Shootings and killings in the rest of the city also declined during this period, but less dramatically.
A reporter asked whether the reductions didn’t just reflect expected seasonal trends?
No, there’s been a reduction when comparing the data year-to-year, Pugh said, promising to get reporters the numbers to prove it.
Police Commissioner Kevin Davis was on hand to applaud these efforts.
“The police department is no longer the only city agency that these folks who live in under-served communities for decades see,” said Davis, one of a host of officials standing with Pugh for the City Hall announcement.
“They’re now seeing the rest of this good government try very, very hard to do this good work,” he said.
Those five geographic areas account for 2.3% of city’s geography, but saw over 20% of the murders and non-fatal shootings, Davis explained.
“I think we’re trending in the right direction,” mayor says.
The media event was similar to the one Pugh held last month when she unveiled the initiative. Agency heads, who have been meeting every morning to coordinate efforts that might aid the crime fight, stepped forward to speak when cued by Pugh.
Transportation Director Michelle Pourciau, for example, told how abandoned and illegally parked vehicles had been towed and 20-40 broken streetlights had been “re-lit.”
Recreation and Parks Director Reginald Moore described new programs ranging from a crocheting class to a boxing club, wrestling program and flag football league.
Department of Public Works Director Rudy Chow spoke about cleaning up alleys and getting rid of weeds and tall grass.
Responding to Hogan
Pugh also took the opportunity today to slap back at Gov. Larry Hogan, who yesterday announced a set of his own anti-crime initiatives for Baltimore.

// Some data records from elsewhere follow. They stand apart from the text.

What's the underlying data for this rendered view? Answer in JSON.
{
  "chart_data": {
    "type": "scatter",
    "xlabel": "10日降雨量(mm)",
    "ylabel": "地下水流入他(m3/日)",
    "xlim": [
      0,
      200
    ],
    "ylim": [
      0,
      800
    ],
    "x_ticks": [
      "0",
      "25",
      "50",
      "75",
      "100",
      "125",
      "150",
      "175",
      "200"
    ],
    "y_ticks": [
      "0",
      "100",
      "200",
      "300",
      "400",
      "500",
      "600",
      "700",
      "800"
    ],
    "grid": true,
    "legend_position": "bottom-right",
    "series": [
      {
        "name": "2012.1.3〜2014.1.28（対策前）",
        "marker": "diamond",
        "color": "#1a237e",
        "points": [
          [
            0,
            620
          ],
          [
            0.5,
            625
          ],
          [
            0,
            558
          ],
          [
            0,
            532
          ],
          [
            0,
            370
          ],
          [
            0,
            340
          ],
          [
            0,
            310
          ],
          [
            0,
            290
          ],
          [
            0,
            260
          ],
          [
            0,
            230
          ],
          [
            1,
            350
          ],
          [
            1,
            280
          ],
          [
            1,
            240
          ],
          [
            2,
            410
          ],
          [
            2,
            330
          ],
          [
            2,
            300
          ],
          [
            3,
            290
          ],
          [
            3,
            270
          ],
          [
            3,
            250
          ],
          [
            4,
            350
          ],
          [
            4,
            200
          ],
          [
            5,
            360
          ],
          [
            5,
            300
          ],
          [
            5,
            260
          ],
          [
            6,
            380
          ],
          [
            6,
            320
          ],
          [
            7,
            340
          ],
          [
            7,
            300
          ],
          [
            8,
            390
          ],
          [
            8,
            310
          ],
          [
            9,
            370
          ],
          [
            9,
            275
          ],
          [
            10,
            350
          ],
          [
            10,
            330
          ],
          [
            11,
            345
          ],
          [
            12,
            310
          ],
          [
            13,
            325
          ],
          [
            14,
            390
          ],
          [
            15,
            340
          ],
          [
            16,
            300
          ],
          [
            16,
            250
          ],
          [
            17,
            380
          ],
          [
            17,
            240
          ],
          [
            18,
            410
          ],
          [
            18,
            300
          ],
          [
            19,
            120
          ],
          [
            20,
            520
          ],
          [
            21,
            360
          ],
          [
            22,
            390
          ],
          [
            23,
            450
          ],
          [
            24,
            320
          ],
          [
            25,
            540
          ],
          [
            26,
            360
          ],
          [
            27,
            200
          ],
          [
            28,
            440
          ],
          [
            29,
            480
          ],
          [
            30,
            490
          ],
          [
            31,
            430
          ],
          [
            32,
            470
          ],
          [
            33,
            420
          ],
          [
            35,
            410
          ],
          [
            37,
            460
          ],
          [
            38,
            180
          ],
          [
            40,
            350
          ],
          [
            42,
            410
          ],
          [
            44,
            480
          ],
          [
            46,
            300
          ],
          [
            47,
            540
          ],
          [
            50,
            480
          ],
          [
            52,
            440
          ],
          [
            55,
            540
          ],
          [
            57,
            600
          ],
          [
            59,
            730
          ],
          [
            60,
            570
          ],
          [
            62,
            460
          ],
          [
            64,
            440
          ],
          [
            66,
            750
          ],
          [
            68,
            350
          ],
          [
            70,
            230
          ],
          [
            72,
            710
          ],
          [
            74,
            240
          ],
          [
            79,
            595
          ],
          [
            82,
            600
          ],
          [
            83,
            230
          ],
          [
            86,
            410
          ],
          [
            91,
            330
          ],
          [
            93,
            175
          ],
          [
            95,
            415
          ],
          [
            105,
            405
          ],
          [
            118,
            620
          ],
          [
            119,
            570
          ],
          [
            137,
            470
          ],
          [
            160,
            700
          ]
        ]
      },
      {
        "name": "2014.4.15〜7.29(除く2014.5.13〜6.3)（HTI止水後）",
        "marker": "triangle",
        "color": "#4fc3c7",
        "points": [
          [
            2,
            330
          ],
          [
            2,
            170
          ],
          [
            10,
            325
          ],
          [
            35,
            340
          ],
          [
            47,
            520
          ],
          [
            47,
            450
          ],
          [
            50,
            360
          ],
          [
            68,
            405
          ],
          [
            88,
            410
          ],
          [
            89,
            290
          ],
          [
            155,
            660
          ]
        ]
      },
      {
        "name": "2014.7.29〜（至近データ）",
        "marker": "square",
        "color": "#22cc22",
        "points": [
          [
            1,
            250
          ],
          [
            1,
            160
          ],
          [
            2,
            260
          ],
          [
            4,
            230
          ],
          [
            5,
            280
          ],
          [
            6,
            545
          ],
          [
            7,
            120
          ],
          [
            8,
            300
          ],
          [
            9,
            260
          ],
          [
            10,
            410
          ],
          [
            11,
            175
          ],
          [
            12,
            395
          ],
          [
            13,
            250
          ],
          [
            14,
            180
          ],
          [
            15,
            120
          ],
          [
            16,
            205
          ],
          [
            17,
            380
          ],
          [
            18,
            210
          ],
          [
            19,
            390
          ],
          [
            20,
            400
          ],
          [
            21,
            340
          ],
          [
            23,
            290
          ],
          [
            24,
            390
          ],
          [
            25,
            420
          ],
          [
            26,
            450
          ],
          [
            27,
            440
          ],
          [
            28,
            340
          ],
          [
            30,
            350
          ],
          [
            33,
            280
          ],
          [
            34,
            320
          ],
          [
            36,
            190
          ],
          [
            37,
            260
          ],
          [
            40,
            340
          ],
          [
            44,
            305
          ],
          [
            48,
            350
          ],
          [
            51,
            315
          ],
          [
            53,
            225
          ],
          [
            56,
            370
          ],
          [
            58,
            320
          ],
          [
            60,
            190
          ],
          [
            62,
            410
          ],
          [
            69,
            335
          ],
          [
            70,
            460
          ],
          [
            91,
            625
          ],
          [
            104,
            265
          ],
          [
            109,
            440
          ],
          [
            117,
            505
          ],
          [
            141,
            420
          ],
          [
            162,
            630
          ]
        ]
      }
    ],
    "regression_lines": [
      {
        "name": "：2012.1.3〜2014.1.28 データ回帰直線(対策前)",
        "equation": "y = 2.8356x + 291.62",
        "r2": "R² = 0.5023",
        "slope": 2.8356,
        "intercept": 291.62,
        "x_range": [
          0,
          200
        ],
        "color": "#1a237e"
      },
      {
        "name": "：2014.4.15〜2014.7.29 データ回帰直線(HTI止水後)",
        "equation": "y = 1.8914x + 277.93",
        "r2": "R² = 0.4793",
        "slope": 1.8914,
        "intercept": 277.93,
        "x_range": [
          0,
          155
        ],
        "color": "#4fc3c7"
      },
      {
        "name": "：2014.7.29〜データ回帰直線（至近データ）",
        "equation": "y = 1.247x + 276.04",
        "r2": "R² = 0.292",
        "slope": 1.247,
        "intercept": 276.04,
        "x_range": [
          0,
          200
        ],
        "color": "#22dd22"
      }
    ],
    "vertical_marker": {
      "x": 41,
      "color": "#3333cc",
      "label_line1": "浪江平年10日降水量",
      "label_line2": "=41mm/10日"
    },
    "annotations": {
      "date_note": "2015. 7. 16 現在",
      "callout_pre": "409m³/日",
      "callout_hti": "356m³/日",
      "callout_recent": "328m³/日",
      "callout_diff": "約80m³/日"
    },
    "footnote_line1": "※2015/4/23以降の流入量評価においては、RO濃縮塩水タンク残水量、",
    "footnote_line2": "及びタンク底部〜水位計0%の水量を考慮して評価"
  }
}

Hogan’s call for harsher sentences for repeat violent offenders and promise to beef up state police patrols in the city was accompanied with criticism of Pugh’s preventive approach.
“I didn’t consider that to be an immediate violent crime plan or strategy, and I still don’t,” Hogan told reporters.
Among the initiatives Hogan discussed were: expanded patrols by Maryland State Police and other state law enforcement agencies in high-crime areas and an “aggressive sweep across the city with 80 U.S. marshals and federal officers serving high-priority warrants.”
Truth-in-sentencing legislation and expedited demolition of vacant buildings in high-crime areas were also on the list.
“There wasn’t anything new announced,” Pugh said, suggesting that most of what Hogan presented were forms of assistance the city had previously requested and that were already taking place.
Asked why there was no one from the city present at Hogan’s announcement, Pugh said she and Davis were both busy with other appointments.
“We didn’t get a call [from Hogan’s office] until yesterday,” she said. “I’m glad he is adhering to suggestions we made in July.”